If you’re looking for lake trout, look north. These fish inhabit the Great Lakes as well as other lakes in Canada and Alaska, and many smaller lakes in the Northeast U.S. They have been transplanted to similar habitat in other parts of the world, such as Sweden and New Zealand, but northern North America is their native range and where they are most plentiful. Lake trout tend to spend the summer months down deep, where the water is very cold—as deep as 60 meters. This can be a good time to target them in smaller lakes where the deep water is accessible, but it can be challenging in larger lakes, so spring and fall, when these fish are actively cruising shallower water, are better bets. Ice fishing in the winter is also a great way to catch a big lake trout.

About Lake Trout

Lake trout are actually members of the char family—the biggest of all the char.
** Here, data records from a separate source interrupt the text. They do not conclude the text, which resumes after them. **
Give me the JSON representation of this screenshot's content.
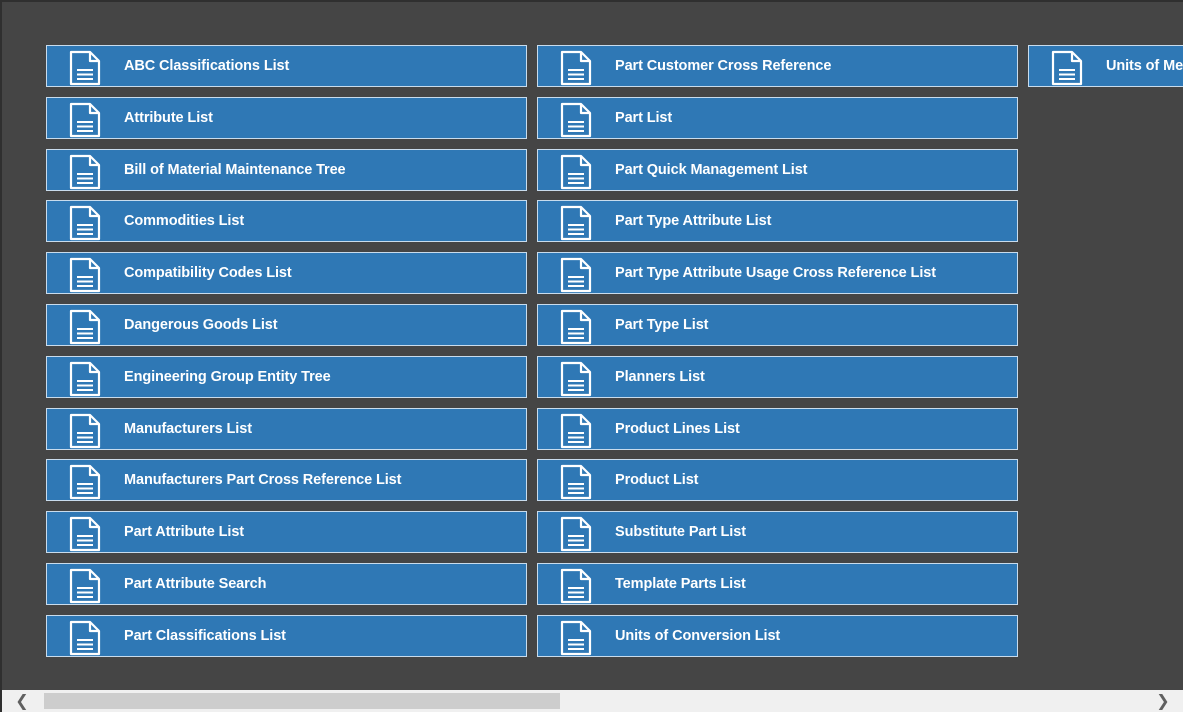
{
  "tiles": {
    "col1": [
      {
        "label": "ABC Classifications List",
        "icon": "document-icon"
      },
      {
        "label": "Attribute List",
        "icon": "document-icon"
      },
      {
        "label": "Bill of Material Maintenance Tree",
        "icon": "document-icon"
      },
      {
        "label": "Commodities List",
        "icon": "document-icon"
      },
      {
        "label": "Compatibility Codes List",
        "icon": "document-icon"
      },
      {
        "label": "Dangerous Goods List",
        "icon": "document-icon"
      },
      {
        "label": "Engineering Group Entity Tree",
        "icon": "document-icon"
      },
      {
        "label": "Manufacturers List",
        "icon": "document-icon"
      },
      {
        "label": "Manufacturers Part Cross Reference List",
        "icon": "document-icon"
      },
      {
        "label": "Part Attribute List",
        "icon": "document-icon"
      },
      {
        "label": "Part Attribute Search",
        "icon": "document-icon"
      },
      {
        "label": "Part Classifications List",
        "icon": "document-icon"
      }
    ],
    "col2": [
      {
        "label": "Part Customer Cross Reference",
        "icon": "document-icon"
      },
      {
        "label": "Part List",
        "icon": "document-icon"
      },
      {
        "label": "Part Quick Management List",
        "icon": "document-icon"
      },
      {
        "label": "Part Type Attribute List",
        "icon": "document-icon"
      },
      {
        "label": "Part Type Attribute Usage Cross Reference List",
        "icon": "document-icon"
      },
      {
        "label": "Part Type List",
        "icon": "document-icon"
      },
      {
        "label": "Planners List",
        "icon": "document-icon"
      },
      {
        "label": "Product Lines List",
        "icon": "document-icon"
      },
      {
        "label": "Product List",
        "icon": "document-icon"
      },
      {
        "label": "Substitute Part List",
        "icon": "document-icon"
      },
      {
        "label": "Template Parts List",
        "icon": "document-icon"
      },
      {
        "label": "Units of Conversion List",
        "icon": "document-icon"
      }
    ],
    "col3": [
      {
        "label": "Units of Me",
        "icon": "document-icon"
      }
    ]
  },
  "scrollbar": {
    "left_arrow": "❮",
    "right_arrow": "❯",
    "position_fraction": 0.0,
    "visible_fraction": 0.47
  },
  "colors": {
    "background": "#454545",
    "tile": "#2f78b5",
    "tile_border": "#c9dced",
    "text": "#ffffff"
  }
}
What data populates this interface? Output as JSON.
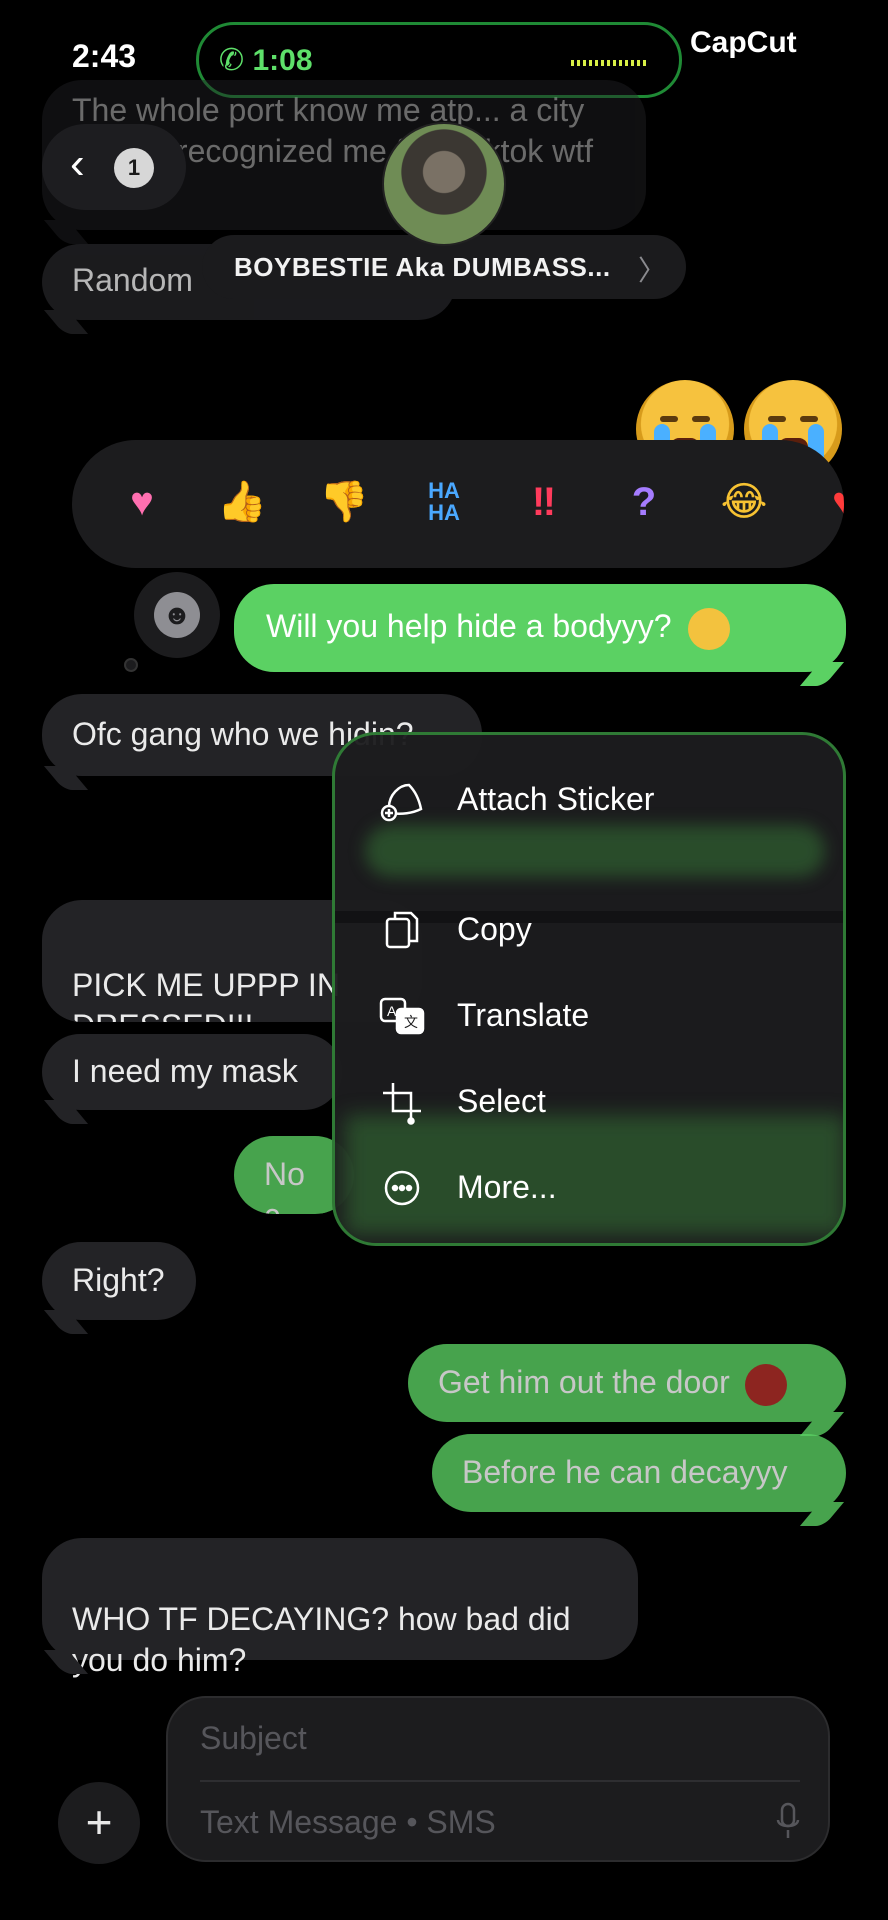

They’re also called lakers, mackinaw, lake char, gray trout, togue, and mud hens. Lake trout have a distinctive forked tail, silvery-gray body, and cream or yellow spots over most of their body. These are large fish; it’s common to catch lake trout in the 20- to 30-inch range, but the world record was 59 inches long and weighed 72 pounds. A hybrid of lake trout and brook trout, known as splake, is commonly produced in hatcheries and is often stocked in smaller lakes.

How to Catch?

Baitcasting or spinning rods work well for lake trout, and because these fish love deep water, you’ll have the most success fishing from a boat. Because lake trout will be in different habitats depending on the time of year, it’s important to seek out an outfitter who is familiar with the patterns of these fish in a particular lake. When fishing for lake trout, look for cold water, in the 55-degree F range, especially near drop-offs. Lake trout are often caught on live bait, especially minnows. Spinners, jerkbaits, spoons, spinnerbaits, and jigs with large tails also work well. These fish can be caught on a 7- to 10-weight fly rod when they are in shallower water during the spring and fall; fly fishermen often use sink-tip lines and cast big streamers for lake trout.